The study was done by health care management consulting company Avalere Health, which looked at the medical, hospital and emergency department (ED) costs incurred when treating geriatic patients for a major depressive disorder (MDD), versus expenses accrued when Medicare recipients receive no care at all.

For data, Avalere utilized a report from the University of Michigan Behavioral Health Workforce Research Center, which analyzed the nationwide prevalence of psychiatrists specializing in a number of areas, such as those tending to the geriatric population.


More than 61 million Americans are enrolled in Medicare, which covers a number of behavioral health services for individuals 65 and older. When Medicaid-eligible recipients receive care for MDD, the study posited that it results in a 4% reduction in total care costs compared to untreated patients for MDD. The care provided to patients was analyzed over a 12-month baseline period with a follow-up period lasting for 24 months.
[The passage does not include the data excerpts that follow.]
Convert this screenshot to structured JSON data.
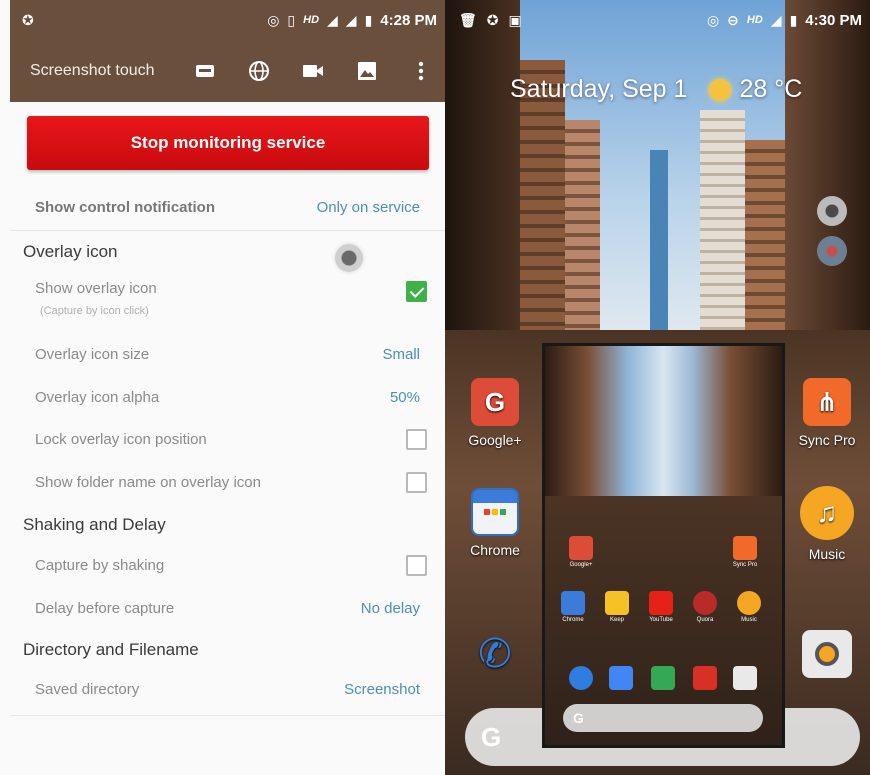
{
  "left": {
    "status_bar": {
      "time": "4:28 PM",
      "hd": "HD"
    },
    "toolbar": {
      "title": "Screenshot touch",
      "actions": [
        "video-card-icon",
        "globe-icon",
        "videocam-icon",
        "image-icon",
        "more-vert-icon"
      ]
    },
    "stop_button": "Stop monitoring service",
    "control_notification": {
      "label": "Show control notification",
      "value": "Only on service"
    },
    "overlay_section": {
      "title": "Overlay icon",
      "show_icon": {
        "label": "Show overlay icon",
        "sub": "(Capture by icon click)",
        "checked": true
      },
      "size": {
        "label": "Overlay icon size",
        "value": "Small"
      },
      "alpha": {
        "label": "Overlay icon alpha",
        "value": "50%"
      },
      "lock": {
        "label": "Lock overlay icon position",
        "checked": false
      },
      "folder": {
        "label": "Show folder name on overlay icon",
        "checked": false
      }
    },
    "shaking_section": {
      "title": "Shaking and Delay",
      "shaking": {
        "label": "Capture by shaking",
        "checked": false
      },
      "delay": {
        "label": "Delay before capture",
        "value": "No delay"
      }
    },
    "directory_section": {
      "title": "Directory and Filename",
      "saved": {
        "label": "Saved directory",
        "value": "Screenshot"
      }
    },
    "colors": {
      "toolbar": "#6b4f3d",
      "accent_red": "#d91013",
      "value_blue": "#4d8fb0",
      "check_green": "#3fb04a"
    }
  },
  "right": {
    "status_bar": {
      "time": "4:30 PM",
      "hd": "HD"
    },
    "date_widget": {
      "date": "Saturday, Sep 1",
      "temp": "28 °C"
    },
    "apps": {
      "google_plus": "Google+",
      "sync_pro": "Sync Pro",
      "chrome": "Chrome",
      "music": "Music"
    },
    "search_g": "G",
    "thumbnail": {
      "apps_row1": [
        "Google+",
        "Sync Pro"
      ],
      "apps_row2": [
        "Chrome",
        "Keep",
        "YouTube",
        "Quora",
        "Music"
      ]
    }
  }
}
Overall on a monthly basis, treating patients resulted in a 10% decline in costs compared to a 6% reduction of untreated individuals. The biggest discrepancy lies in costs for care provided at hospitals, where it declined by 5% for individuals being treated for MDD compared to a 10% jump in costs for those who were untreated.

Additionally, for those being treated for MDD, emergency department costs dipped by 8% compared to only 1% for those untreated. Also, medical costs for those being treated for MDD declined by 5%, whereas there was no change for those untreated.

From Avalere Health – “Treating Depression Reduces Medicare Costs; Provider Challenges Remain”

Avalere said that its results demonstrate the positive financial and health aspects of older adults seeking treatment for MDD. Avalere also called on Medicare to make compensation structures more attractive to psychiatrists, whereby they may be able to bill for additional services that provide care to seniors.

“Avalere’s analysis highlights the positive impact that mental health treatment can have on Medicare FFS patient costs for certain patient populations, and further illustrates the need for Medicare payment stability in attracting providers to serve the geriatric psychiatry market,” the firm said.